A new study published in the New England Journal of Medicine has found that giving teenage girls free birth control eventually encourages them to use long-acting methods and cuts the chances of them getting pregnant or having an abortion, according to ABC News.
In a study involving 1,404 teenage girls, researchers reportedly found that counseling and free contraceptives helped in cutting the girls' rates of unplanned pregnancy and abortion, according to HCP Live.
Over the course of three years, their annual pregnancy rate reportedly averaged 34 per 1,000 girls compared to the rate of 158 per 1,000 among all sexually active teenage girls in the United States. The abortion rates were 8.7 per 1,000 girls while the national abortion rate was 41.5 per 1,000 sexually active girls.
"What we're seeing here are extraordinary declines," chief program officer for the Washington, D.C. based National Campaign to Prevent Teen and Unplanned Pregnancy, Bill Albert, told HealthDay.
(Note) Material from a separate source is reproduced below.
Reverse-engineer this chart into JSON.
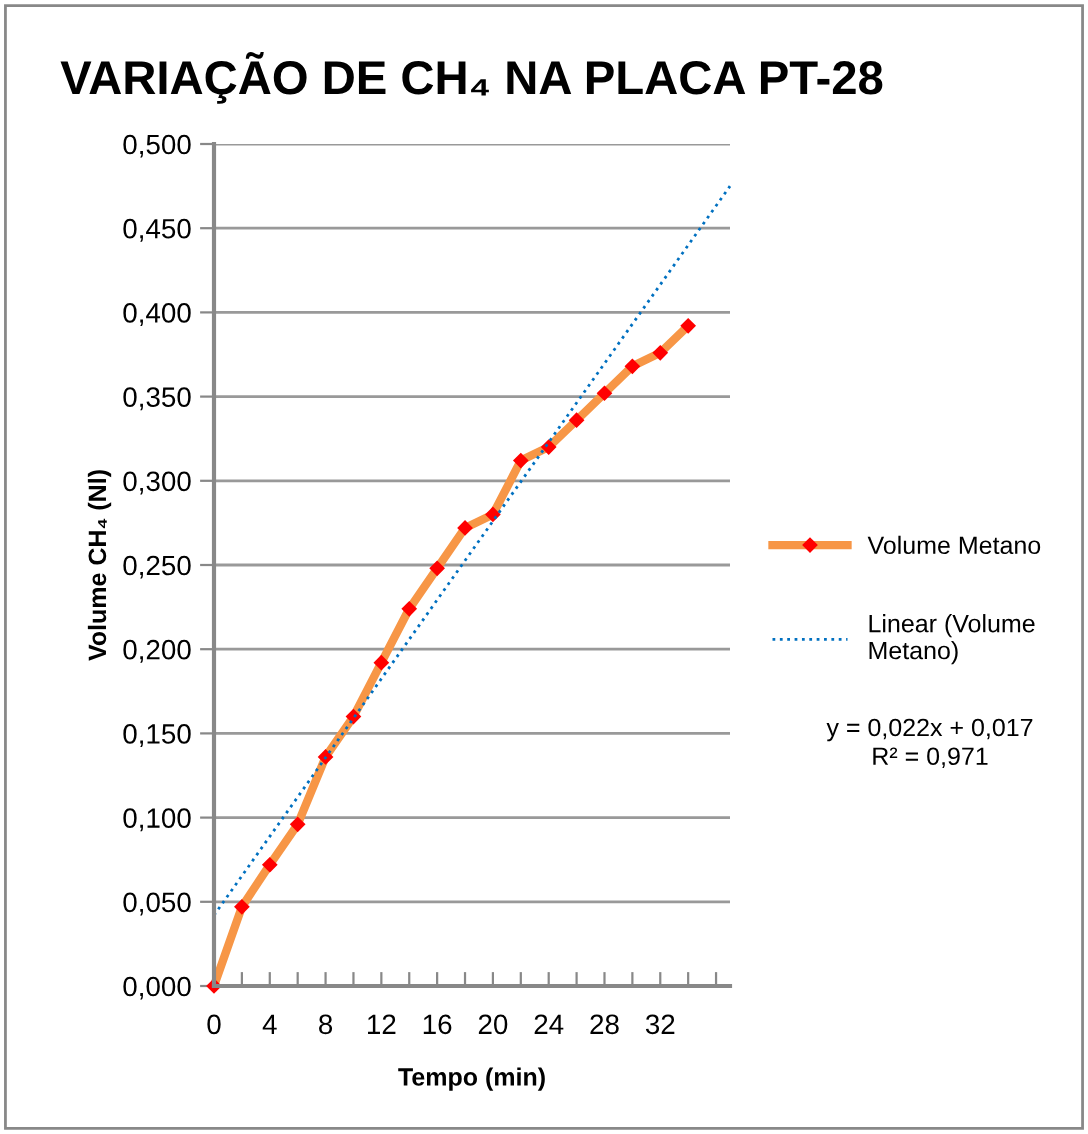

Of the 56 pregnancies that occurred during the study, the teenagers reported using no birth control at the time of conception in a total of 25 cases. Only two with IUDs reportedly became pregnant while thirteen said they had been using birth control pills.
"When costs are removed, young people and families will us these effective methods," stated Mary Ott of Indiana University.
Ott reportedly had no role in the study but led an American Academy of Pediatrics' policy statement encouraging long-acting contraception.
Ott added that offering free, effective birth control is "good for teens and it's cost-effective for society."